I cicli della politica dopo Berlusconi, sono stati sempre più corti, nessuno è durato più di un triennio, inclusi Renzi e Conte nel suo duplice format, e alla fine anche Draghi. Il triennio sembra essere ormai la curva fisiologia della leadership politica, anziché il quinquennio canonico delle legislature. Abbiamo presidenti della repubblica che diventano monarchi a cui si concede il bis dei già lunghi settennati, e poi abbiamo presidenti del consiglio che scadono precocemente, per consentire il turn over e impedire che mettano radici e passino da esecutori a decisori. Tutti transitori…
Da qualche tempo, dopo un anno di prove, scetticismo e incredulità, è in corso una specie di investitura politico-mediatica di Elly Schlein. Lo si capisce da troppi indizi; è trattata da prossima premier, le hanno dato il numeretto e aspetta il turno. La politica ci ha abituato a ricambi repentini e a giri completi di turnazione: antipolitici e politici, tecnici e grillini, sinistre e destre, non avendo il centro una consistenza elettorale che permette di governare da solo. In questo modo tutti sono provvisori, sostituibili e complementari. Così ora si prepara il turno della Schlein, e ci sono già le tifoserie mobilitate, i marchettifici pronti a narrare il cammino dell’astro nascente, riconoscerle uno spessore politico prima negato e lanciare la svolta. Ma è ben chiaro che eccettuata la fuffa, che riassunsi sin dall’inizio in “gay, migranti e bella ciao”, la politica richiesta alla Schlein non è né più né meno di quella che si pretende dalla Meloni: in politica estera, nelle alleanze, nelle scelte economiche, civili e militari. La stessa di Draghi, e di Conte. La fuffa serve per sceneggiare il cambiamento, ma la sostanza resterebbe la stessa, anzi i dem sono più omogenei al Quartier Generale e ai suoi paraggi, e in più non sono sovranisti ma sottanisti, cioè reputano l’Italia un inquilino subalterno del Palazzo euroglobale. La loro speranza è che arrivi la Harris, Amala col K, alla Casa Bianca. Ma se arriva Trump, si complicano le cose.

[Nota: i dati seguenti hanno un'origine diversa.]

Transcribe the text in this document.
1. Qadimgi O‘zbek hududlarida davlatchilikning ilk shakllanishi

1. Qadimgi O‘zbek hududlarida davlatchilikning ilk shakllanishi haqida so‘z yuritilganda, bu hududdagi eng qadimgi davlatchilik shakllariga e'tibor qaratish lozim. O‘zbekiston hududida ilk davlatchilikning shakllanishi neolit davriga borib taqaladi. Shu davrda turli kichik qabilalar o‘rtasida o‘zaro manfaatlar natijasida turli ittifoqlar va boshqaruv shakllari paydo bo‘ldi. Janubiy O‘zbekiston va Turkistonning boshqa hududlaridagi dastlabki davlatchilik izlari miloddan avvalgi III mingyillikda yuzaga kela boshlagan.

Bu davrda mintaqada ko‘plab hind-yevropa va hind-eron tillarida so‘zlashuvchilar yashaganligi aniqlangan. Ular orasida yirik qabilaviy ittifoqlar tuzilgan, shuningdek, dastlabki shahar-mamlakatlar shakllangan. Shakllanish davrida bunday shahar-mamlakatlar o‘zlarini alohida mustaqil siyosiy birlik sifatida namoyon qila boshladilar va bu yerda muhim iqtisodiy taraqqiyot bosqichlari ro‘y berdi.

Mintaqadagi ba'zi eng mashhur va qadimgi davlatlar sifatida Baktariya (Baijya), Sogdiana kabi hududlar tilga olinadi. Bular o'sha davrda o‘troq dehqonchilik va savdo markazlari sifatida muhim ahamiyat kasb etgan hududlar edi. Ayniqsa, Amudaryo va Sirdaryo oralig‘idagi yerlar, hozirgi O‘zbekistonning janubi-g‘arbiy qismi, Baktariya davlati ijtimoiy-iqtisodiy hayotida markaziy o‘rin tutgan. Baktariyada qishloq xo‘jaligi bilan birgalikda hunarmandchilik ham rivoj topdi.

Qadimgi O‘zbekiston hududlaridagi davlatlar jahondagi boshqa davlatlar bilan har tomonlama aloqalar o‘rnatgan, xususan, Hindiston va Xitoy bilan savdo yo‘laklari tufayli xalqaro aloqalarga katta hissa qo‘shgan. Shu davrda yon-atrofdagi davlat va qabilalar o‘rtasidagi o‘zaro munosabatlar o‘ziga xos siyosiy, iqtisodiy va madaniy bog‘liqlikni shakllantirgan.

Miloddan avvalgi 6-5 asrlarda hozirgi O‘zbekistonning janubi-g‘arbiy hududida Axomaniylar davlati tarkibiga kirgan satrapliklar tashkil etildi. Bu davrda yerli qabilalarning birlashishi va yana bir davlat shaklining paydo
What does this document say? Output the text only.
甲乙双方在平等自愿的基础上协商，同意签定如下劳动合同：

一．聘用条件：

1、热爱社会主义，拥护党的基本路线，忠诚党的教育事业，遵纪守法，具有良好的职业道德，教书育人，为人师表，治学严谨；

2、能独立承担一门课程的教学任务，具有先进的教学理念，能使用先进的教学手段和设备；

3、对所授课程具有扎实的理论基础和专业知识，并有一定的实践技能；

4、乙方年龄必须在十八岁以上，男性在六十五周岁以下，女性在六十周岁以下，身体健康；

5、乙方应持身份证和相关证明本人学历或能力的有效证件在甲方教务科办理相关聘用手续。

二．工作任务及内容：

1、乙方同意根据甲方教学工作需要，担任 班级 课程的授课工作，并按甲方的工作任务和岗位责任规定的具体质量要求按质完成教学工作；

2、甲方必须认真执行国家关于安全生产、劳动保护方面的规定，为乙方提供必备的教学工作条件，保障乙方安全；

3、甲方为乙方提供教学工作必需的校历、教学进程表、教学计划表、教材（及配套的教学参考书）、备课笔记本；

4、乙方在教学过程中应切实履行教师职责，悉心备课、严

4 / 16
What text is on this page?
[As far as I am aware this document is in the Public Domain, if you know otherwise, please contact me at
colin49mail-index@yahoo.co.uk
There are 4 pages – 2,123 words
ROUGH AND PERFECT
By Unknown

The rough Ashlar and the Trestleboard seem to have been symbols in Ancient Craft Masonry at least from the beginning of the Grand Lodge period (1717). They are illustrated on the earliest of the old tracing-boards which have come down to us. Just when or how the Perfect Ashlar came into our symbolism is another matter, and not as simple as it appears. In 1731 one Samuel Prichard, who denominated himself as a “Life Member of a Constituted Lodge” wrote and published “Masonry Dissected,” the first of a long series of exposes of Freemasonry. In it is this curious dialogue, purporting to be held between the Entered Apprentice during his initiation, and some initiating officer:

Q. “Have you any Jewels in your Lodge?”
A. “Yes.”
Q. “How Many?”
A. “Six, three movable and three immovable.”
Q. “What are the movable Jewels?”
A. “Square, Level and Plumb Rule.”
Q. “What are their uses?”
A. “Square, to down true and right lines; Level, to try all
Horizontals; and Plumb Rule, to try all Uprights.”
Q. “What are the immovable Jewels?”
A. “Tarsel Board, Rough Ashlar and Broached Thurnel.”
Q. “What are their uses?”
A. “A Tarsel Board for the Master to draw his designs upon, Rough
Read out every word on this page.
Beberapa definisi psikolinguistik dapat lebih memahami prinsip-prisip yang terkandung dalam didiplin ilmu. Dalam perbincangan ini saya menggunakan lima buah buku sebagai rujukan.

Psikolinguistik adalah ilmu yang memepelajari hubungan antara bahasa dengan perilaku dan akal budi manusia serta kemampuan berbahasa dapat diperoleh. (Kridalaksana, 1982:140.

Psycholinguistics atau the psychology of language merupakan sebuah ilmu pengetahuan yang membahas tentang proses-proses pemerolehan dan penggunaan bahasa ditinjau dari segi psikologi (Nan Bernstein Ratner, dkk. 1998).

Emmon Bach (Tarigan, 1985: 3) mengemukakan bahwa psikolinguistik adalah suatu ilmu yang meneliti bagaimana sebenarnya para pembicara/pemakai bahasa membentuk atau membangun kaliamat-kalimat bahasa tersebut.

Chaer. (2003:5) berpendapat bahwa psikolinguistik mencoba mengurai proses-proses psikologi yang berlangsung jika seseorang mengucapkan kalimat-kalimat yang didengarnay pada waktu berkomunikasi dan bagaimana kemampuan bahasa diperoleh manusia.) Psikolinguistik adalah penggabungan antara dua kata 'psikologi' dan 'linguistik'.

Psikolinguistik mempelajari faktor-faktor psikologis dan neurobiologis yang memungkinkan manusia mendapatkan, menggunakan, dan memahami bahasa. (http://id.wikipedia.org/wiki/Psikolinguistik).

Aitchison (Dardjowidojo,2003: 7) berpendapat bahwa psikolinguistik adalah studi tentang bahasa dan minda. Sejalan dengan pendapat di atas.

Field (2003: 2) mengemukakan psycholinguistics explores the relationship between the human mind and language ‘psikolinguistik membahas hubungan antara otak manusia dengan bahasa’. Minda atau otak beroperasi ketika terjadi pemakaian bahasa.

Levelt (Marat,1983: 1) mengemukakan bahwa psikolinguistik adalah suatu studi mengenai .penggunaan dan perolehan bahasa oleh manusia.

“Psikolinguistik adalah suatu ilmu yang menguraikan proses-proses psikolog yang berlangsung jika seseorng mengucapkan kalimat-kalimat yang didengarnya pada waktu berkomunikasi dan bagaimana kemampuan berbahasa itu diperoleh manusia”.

Intanto la prospettiva serve per minacciare la Meloni e farla rientrare nei ranghi; e dare più spazio di manovra a Tajani e ai centristi rispetto a Salvini (nel frattempo Crosetto è sull’attenti, in tuta mimetica, pronto per la guerra). L’Italia si attrezza di nuovo a portaerei della Nato in vista di imprese belliche e il Mediterraneo si conferma acqua di colonia.